When Mum was Write: Lessons from an OCD Parent
Contributor
Written by
Helen W. Mallon
September 2013
Contributor
Written by
Helen W. Mallon
September 2013

http://helenwmallon.com/when-mum-was-write/

So regarding early habits: My upbringing was on the structured side.  Rigid. But about that underwear...Doesn't every former kid have an underwear story?  Mine was always white.  No flowered panties in our house! --Forget Ninja Turtles.

My Great-Grandmother at 14. No rebel she.
My Great-Grandmother at 15. No rebel she.

When I dressed, I had to take a fresh pair of neatly folded panties from the bottom of its stack of identically folded brethren.  This democratic approach to underwear use ensured even wear for all pairs. (No, they weren't starched.  To quote my mother, "Don't be silly.")

No bare feet at the dinner table, no elbows on the table.

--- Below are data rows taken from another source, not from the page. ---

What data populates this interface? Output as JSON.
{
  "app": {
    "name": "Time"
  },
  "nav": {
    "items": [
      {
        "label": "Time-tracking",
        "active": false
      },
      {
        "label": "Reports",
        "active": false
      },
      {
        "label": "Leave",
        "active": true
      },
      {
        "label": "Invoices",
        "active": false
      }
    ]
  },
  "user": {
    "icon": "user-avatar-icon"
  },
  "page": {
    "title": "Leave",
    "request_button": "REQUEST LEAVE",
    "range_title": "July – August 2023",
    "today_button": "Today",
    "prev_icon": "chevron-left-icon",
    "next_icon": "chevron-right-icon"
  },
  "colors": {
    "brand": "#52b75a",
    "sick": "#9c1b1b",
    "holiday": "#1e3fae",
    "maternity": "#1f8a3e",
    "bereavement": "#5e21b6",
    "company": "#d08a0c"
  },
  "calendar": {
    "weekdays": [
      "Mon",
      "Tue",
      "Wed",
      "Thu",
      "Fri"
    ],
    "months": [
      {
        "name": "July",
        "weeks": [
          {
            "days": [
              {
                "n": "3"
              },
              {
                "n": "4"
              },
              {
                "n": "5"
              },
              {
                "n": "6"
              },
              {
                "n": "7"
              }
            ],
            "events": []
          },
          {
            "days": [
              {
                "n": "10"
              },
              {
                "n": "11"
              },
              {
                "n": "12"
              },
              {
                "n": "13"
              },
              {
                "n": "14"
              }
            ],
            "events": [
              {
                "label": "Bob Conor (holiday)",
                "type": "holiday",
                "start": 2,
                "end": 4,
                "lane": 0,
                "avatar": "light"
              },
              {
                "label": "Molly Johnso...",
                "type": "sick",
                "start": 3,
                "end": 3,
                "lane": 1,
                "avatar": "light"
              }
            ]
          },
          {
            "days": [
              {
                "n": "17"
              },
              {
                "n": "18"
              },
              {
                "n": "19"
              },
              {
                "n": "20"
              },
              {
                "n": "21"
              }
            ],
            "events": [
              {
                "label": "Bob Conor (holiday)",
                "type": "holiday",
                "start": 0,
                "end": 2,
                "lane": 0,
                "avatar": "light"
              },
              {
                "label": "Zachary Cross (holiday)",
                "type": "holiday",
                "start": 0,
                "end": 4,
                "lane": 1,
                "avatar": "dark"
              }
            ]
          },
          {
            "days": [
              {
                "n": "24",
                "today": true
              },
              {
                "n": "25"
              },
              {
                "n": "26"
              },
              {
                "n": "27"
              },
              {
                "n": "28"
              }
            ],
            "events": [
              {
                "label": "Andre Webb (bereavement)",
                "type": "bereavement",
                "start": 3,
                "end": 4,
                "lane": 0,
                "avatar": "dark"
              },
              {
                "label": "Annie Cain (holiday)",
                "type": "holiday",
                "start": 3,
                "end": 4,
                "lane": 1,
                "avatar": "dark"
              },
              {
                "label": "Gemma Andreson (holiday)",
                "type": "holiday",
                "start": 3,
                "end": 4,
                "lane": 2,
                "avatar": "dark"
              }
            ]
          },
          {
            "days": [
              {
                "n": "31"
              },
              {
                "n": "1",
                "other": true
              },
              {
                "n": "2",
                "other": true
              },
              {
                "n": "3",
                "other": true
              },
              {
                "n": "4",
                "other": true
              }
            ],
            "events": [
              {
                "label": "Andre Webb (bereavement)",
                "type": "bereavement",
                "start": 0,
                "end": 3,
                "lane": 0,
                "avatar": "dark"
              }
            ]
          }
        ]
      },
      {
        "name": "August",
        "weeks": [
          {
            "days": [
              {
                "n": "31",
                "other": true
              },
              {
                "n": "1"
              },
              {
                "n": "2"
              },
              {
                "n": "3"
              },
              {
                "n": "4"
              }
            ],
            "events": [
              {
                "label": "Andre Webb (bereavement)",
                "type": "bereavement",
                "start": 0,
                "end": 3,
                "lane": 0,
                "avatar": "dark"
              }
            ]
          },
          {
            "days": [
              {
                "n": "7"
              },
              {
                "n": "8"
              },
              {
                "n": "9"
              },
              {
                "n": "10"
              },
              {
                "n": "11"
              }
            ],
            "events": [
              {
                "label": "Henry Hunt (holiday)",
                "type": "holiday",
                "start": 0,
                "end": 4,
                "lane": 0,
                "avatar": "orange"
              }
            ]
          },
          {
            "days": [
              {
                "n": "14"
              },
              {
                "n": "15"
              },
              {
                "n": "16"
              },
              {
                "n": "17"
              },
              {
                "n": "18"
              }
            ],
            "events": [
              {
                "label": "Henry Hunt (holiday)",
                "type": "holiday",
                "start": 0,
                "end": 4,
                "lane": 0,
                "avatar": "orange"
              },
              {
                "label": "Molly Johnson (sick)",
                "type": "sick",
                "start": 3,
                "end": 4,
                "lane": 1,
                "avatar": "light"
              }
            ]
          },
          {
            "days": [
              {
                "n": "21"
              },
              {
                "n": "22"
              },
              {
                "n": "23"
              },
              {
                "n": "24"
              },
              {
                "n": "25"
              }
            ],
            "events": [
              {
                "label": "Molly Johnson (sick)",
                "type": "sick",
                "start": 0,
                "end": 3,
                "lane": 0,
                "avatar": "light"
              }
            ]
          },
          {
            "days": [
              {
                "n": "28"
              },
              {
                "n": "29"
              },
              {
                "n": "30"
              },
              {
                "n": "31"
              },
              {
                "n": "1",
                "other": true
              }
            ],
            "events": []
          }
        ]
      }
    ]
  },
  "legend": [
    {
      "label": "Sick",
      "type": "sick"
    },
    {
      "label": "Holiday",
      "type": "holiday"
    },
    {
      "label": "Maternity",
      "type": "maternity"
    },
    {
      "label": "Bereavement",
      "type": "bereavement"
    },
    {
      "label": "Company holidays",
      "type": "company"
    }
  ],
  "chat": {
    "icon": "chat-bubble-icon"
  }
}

Mum was the OCD structure muse.  She once confronted me for pilfering from her change purse because she kept track of every coin, and arranged bills in order.  EVERYTHING was scheduled.

As a young child you don't question these things, but I rebelled at puberty.  I became slovenly.  I'd eat a peach and chuck the slimy pit under my bed.  My long hair was untrimmed.  I wore combat boots, Indian cotton dresses, and I picked my nose.  "Why don't you shave your legs?" a girl in my tenth grade class asked.  I mumbled something about women's rights. Actually, I was trying to be as little like her as I possibly could.  In our family, Mummy wielded intense power, and I matched her by being the Anti-Mummy!

Spontaneity was my goddess, my dance in the moonlight.  Planning? Pshaw?  Outlines were for fearful teacher's pets.I wrote "free-verse" poetry when I damn felt like it, and I disdained structure.  I managed to graduate anyway.

Fast forward a lotta years, through an MFA Program, and consider today. I'm finishing a novel, The Conjurer's Daughters.  When I started the book, I only wrote if I felt like it.  I always felt like it. I was always writing.  I didn't have a job, and my head had a lot of room for motivation to percolate.  

Many discouraging re-writes later, the end is in sight.  It's coming together.  And I have to force myself to write.  I'm sick, sick, sick of the hard work.

But you know what?  It's getting done. I put myself on a schedule: Get up, drink coffee, meditate or exercise, then log in my two hours at the keyboard. Sometimes it's agony.  Sometimes it feels great.  

Sometimes I cheat and go on Etsy.  But I've got my mother's shadow at my side: "It's high time you finished that damn book."